Les nouveaux résultats mettent toutefois en évidence une association intéressante entre l'exposition au glyphosate et la leucémie myéloïde aiguë, un type différent de cancer du sang. Comme le signale Le Monde, le risque de contracter la maladie est plus que doublé chez les utilisateurs les plus exposés rapport aux personnes non exposées. Mais cette association n’est statistiquement significative que pour les utilisateurs employant le produit depuis au moins vingt ans, précise le journal.
Cette étude change-t-elle la donne ?
Pas pour le Centre international de recherche contre le cancer (CIRC), qui a classé le glyphosate comme "probablement cancérogène" en 2015. Sollicité par franceinfo, il fait savoir que l'étude de 2005 avait déjà été prise en compte dans les travaux de classification.
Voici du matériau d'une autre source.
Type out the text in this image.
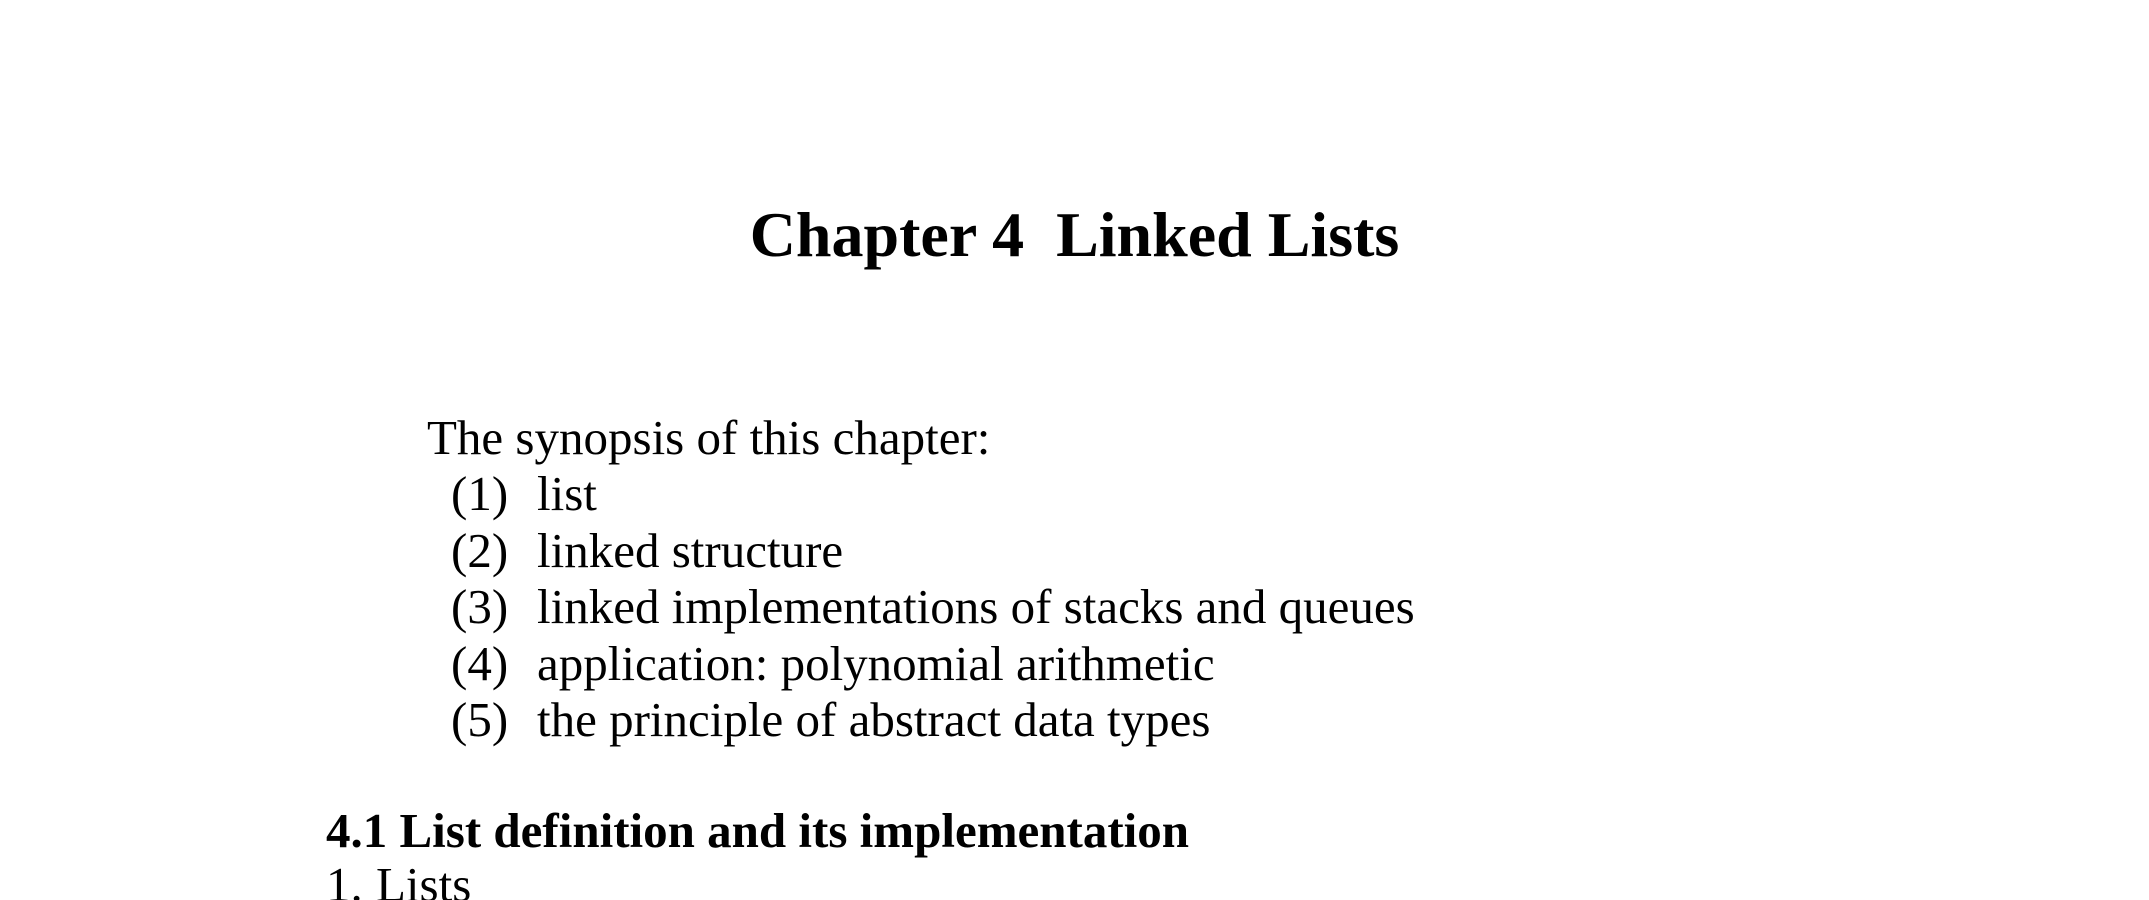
Chapter 4  Linked Lists
The synopsis of this chapter:
(1) list
(2) linked structure
(3) linked implementations of stacks and queues
(4) application: polynomial arithmetic
(5) the principle of abstract data types
4.1 List definition and its implementation
1. Lists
Et elle ne contrebalançait pas les autres études épidémiologues menées dans le reste du monde. Ces données combinées "montrent une association statistiquement significative entre le lymphome non hodgkinien et l'exposition au glyphosate", rappelle le CIRC.
Par ailleurs, l'"Agricultural Health Study" comporte un "biais méthodologique", affirme à franceinfo François Veillerette, porte-parole de l'association Générations futures, très impliquée dans le combat contre le glyphosate. Certes, il s'agit d'une "vaste étude de bonne qualité", comme le relève le CIRC, menée de façon prospective (suivi d'une cohorte au long cours), une méthode réputée plus fiable que les études cas témoins (des études statistiques menées a posteriori). Mais la composition des groupes d'agriculteurs repose sur du déclaratif et non sur des analyses urinaires, capillaires ou sanguines.
"L'exposition au glyphosate aux Etats-Unis est très répandue, que l'on utilise ou non cet herbicide", explique François Veillerette. "Deux études publiées en 2004 et en 2007 ont démontré que les agriculteurs qui ne pulvérisaient pas de glyphosate avaient les mêmes concentrations urinaires que les agriculteurs qui en pulvérisaient dans l’Iowa, là ou l’étude est menée", souligne-t-il. Une donnée qui biaiserait la comparaison entre le "groupe contrôle" et les autres.
En outre, une autre grande étude épidémiologique américaine – le North American Pooled Project (NAPP) – est en cours de finalisation. Selon Le Monde, elle conclut à un doublement du risque de lymphome non hodgkinien pour les personnes ayant manipulé du glyphosate plus de deux jours par an. Le débat scientifique et politique n'est donc pas terminé.